Costs also have dropped because service companies have drastically reduced their charges, threatening their own profitability. Service companies and parts suppliers have been hardest hit in the downturn, with many forced into bankruptcy or sales.
That part of the cost savings for producers likely is on its way out, much to the relief of services companies and parts suppliers. Increased drilling activity has led to renewed demand for those services and products.
SandRidge CEO James Bennett said his company’s budget assumes a 20 percent increase in many services costs.
“That will result in a small outspend of $60 to $70 million,” he said on Thursday’s conference call. “We will keep a close eye on these costs and are making improvements to offset the increases.”
SandRidge teams are reducing costs by drilling wells with multiple horizontal laterals up to two miles long that connect to a single vertical well portion.

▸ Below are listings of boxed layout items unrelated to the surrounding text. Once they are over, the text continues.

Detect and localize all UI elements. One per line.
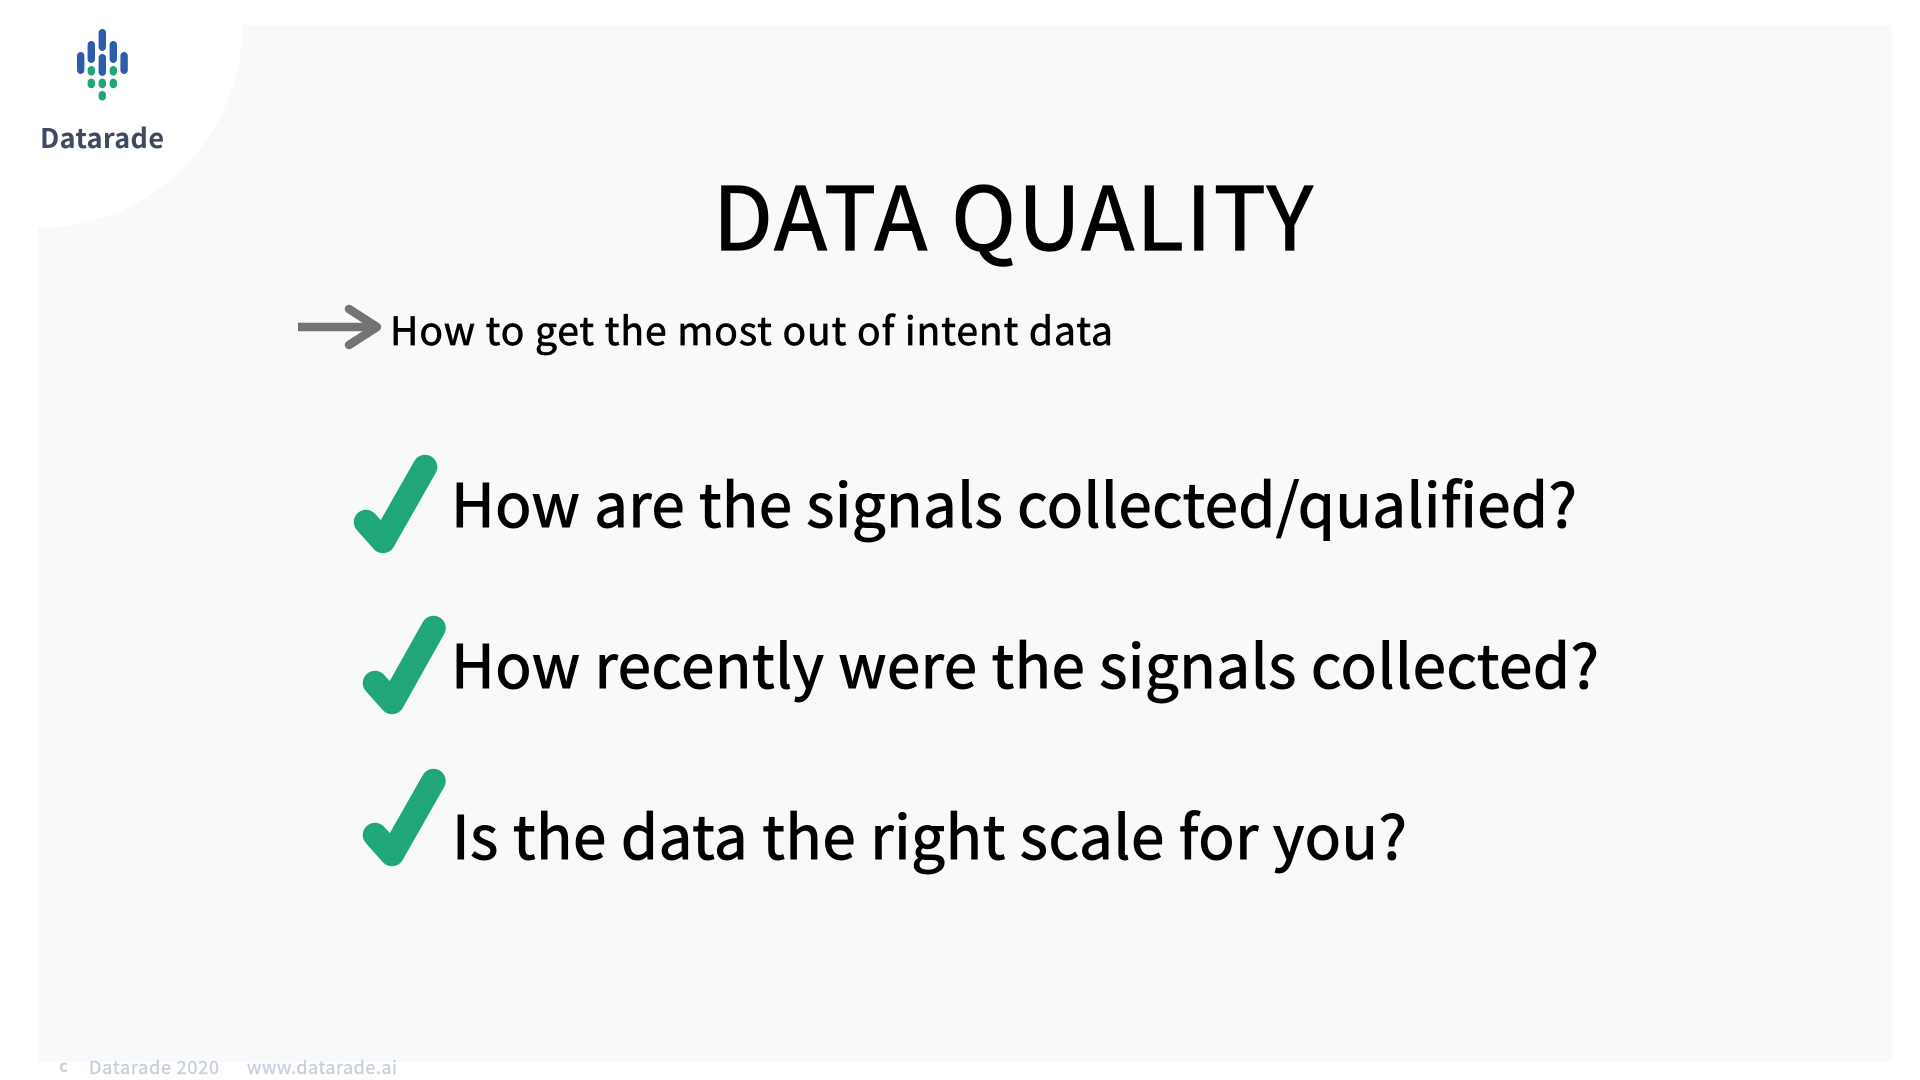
footer url: www.datarade.ai — [247, 1054, 397, 1080]
question text: Is the data the right scale for you? — [452, 790, 1407, 877]
logo wordmark: Datarade — [40, 117, 164, 156]
icon: check mark — [366, 467, 425, 541]
subtitle: How to get the most out of intent data — [390, 301, 1113, 357]
checklist item 3 — [375, 781, 1407, 877]
checklist item 2 — [375, 619, 1599, 706]
arrow — [298, 309, 377, 345]
footer company and year: Datarade 2020 — [89, 1054, 219, 1080]
logo corner: white quarter circle — [0, 0, 243, 228]
icon: check mark — [375, 628, 434, 702]
checklist item 1 — [366, 458, 1577, 545]
logo: Datarade — [40, 29, 164, 156]
question text: How are the signals collected/qualified? — [451, 458, 1577, 545]
question text: How recently were the signals collected? — [451, 619, 1599, 706]
title: DATA QUALITY — [713, 150, 1314, 276]
icon: check mark — [375, 781, 434, 854]
icon: logo dots — [88, 66, 117, 101]
copyright mark: c — [59, 1052, 68, 1077]
footer — [59, 1052, 397, 1080]
icon: logo bars — [77, 29, 128, 76]
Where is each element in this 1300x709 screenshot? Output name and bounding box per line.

Companies are testing other ways to increase drilling densities. Devon executives said they plan to drill up to 20 wells from a single well pad, sending wells in various directions at multiple depths in up to a half dozen producing rock layers.
Companies are preparing for continued, steady growth — as long as oil and natural gas prices cooperate.
“Looking beyond 2017, we expect significant annual production growth over the next few years,” said John Hart, Continental Resources’ senior vice president and chief financial officer. “We should be able to grow production 20 percent annually and remain cash neutral at $60 to $65 oil.”